Les témoins sont appelés à la diligence du procureur général d'Etat. Leur comparution, leur audition et leurs indemnités seront réglées comme celles des témoins en matière correctionnelle.

La Cour statue dans les deux mois par un arrêt rendu en chambre du conseil. Cet arrêt est susceptible d'un pourvoi en cassation.

Le requérant doit comparaître en personne à chaque audience, sauf à celle où l'arrêt est prononcé.

Il peut toujours être assisté d'un conseil.

S'il fait défaut sans justifier d'une excuse légitime, la Cour rejette la demande.

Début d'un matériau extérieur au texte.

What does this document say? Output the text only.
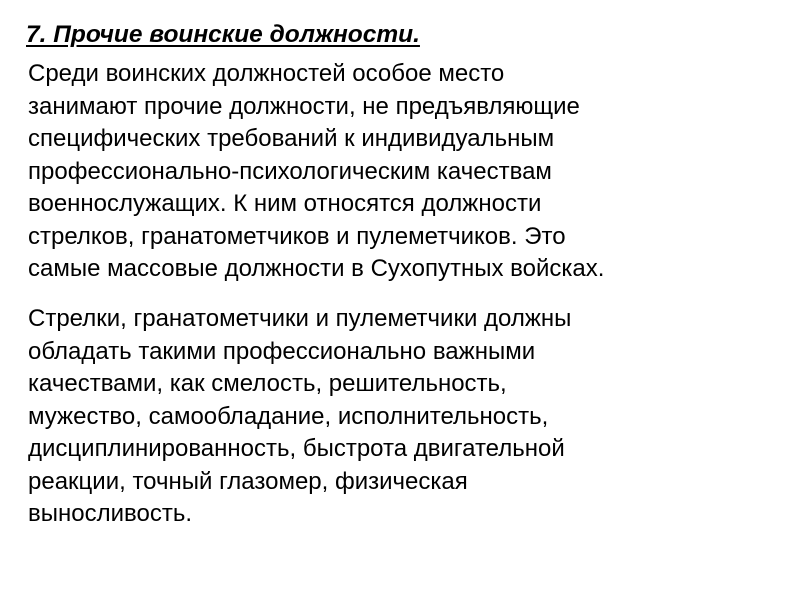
7. Прочие воинские должности.
Среди воинских должностей особое место
занимают прочие должности, не предъявляющие
специфических требований к индивидуальным
профессионально-психологическим качествам
военнослужащих. К ним относятся должности
стрелков, гранатометчиков и пулеметчиков. Это
самые массовые должности в Сухопутных войсках.
Стрелки, гранатометчики и пулеметчики должны
обладать такими профессионально важными
качествами, как смелость, решительность,
мужество, самообладание, исполнительность,
дисциплинированность, быстрота двигательной
реакции, точный глазомер, физическая
выносливость.
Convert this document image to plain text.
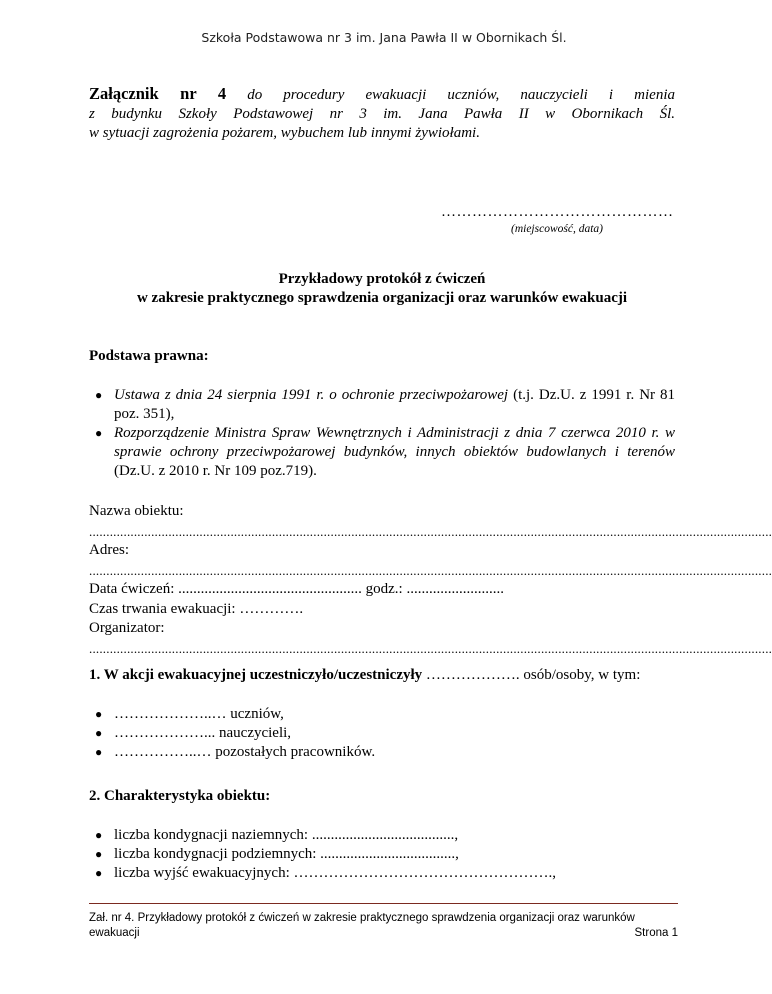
Szkoła Podstawowa nr 3 im. Jana Pawła II w Obornikach Śl.

Załącznik nr 4 do procedury ewakuacji uczniów, nauczycieli i mienia

z budynku Szkoły Podstawowej nr 3 im. Jana Pawła II w Obornikach Śl.

w sytuacji zagrożenia pożarem, wybuchem lub innymi żywiołami.

………………………………………
(miejscowość, data)
Przykładowy protokół z ćwiczeń
w zakresie praktycznego sprawdzenia organizacji oraz warunków ewakuacji
Podstawa prawna:
● Ustawa z dnia 24 sierpnia 1991 r. o ochronie przeciwpożarowej (t.j. Dz.U. z 1991 r. Nr 81 poz. 351),
● Rozporządzenie Ministra Spraw Wewnętrznych i Administracji z dnia 7 czerwca 2010 r. w sprawie ochrony przeciwpożarowej budynków, innych obiektów budowlanych i terenów (Dz.U. z 2010 r. Nr 109 poz.719).
Nazwa obiektu:
......................................................................................................................................................................................................
Adres:
......................................................................................................................................................................................................
Data ćwiczeń: ................................................. godz.: ..........................
Czas trwania ewakuacji: ………….
Organizator:
......................................................................................................................................................................................................
1. W akcji ewakuacyjnej uczestniczyło/uczestniczyły ………………. osób/osoby, w tym:
● ………………..… uczniów,
● ………………... nauczycieli,
● ……………..… pozostałych pracowników.
2. Charakterystyka obiektu:
● liczba kondygnacji naziemnych: ......................................,
● liczba kondygnacji podziemnych: ....................................,
● liczba wyjść ewakuacyjnych: …………………………………………….,
Zał. nr 4. Przykładowy protokół z ćwiczeń w zakresie praktycznego sprawdzenia organizacji oraz warunków
ewakuacji	Strona 1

S'il justifie de pareille excuse, la Cour statue, le cas échéant, après l'audition du conseil, ou remet la cause.

Art. 12.

En cas de rejet de la demande, une nouvelle demande ne peut être formée avant l'expiration d'un délai de deux années, à moins que le rejet de la première ait été motivé par l'insuffisance des délais d'épreuve. En ce cas, la demande peut être renouvelée dès l'expiration de ces délais.

Si la Cour prononce la réhabilitation, un extrait de l'arrêt est, à la diligence du procureur général d'Etat, transcrit en marge des arrêts ou jugements définitifs prononcés à charge du condamné.

Le réhabilité peut se faire délivrer sans frais une expédition de l'arrêt de réhabilitation.

Art. 13.

Les frais de la procédure en réhabilitation sont à charge de l'Etat. Ils sont réglés comme en matière correctionnelle.

Chapitre IV. - Les effets de la réhabilitation

Art. 14.

La réhabilitation fait cesser pour l'avenir, dans la personne du condamné, tous les effets de la condamnation, sans préjudice des droits acquis aux tiers, notamment: elle fait cesser, dans la personne du condamné, les incapacités qui résultaient de la condamnation; elle empêche que la condamnation serve de base à la récidive, fasse obstacle à la condamnation conditionnelle, ou soit mentionnée dans les extraits du casier judiciaire.

La réhabilitation ne restitue pas au condamné les titres, grades, fonctions, emplois et offices publics dont il a été destitué; elle ne relève pas le condamné de l'indignité successorale; elle n'empêche ni l'action en divorce ou en séparation de corps, ni l'action en dommages-intérêts fondées sur les faits ayant donné lieu à la condamnation.

Art. 15.

Les condamnations, visées dans l'article 1er de la présente loi, seront effacées des registres du casier judiciaire lorsque la réhabilitation légale ou judiciaire sera acquise au condamné.

Les condamnations, prononcées par les tribunaux étrangers, seront effacées des registres du casier judiciaire lorsque pendant le temps d'épreuve fixé par l'article 3 de la présente loi, le délinquant n'aura subi, dans le pays ou à l'étranger, aucune condamnation nouvelle à l'emprisonnement ou à une peine plus grave pour crime ou délit, pour des faits prévus par les lois pénales luxembourgeoises.

Art. 16.

La loi du 5 décembre 1911 portant réhabilitation de droit des condamnés à des peines correctionnelles ou à des peines de police, modifiée par la loi du 11 avril 1950, et l'alinéa 2 de l'article 5 de la loi du 5 juin 1973 sur la condamnation conditionnelle et le régime de la mise à l'épreuve, sont abrogés.

Mandons et ordonnons que la présente loi soit insérée au Mémorial pour être exécutée et observée par tous ceux que la chose concerne.

Le Ministre de la Justice,

Robert Krieps

Château de Berg, le 6 décembre 1976.

Jean

Doc. parl. N° 1718, sess. ord. 1972-1973, 1975-1976 et 1976-1977.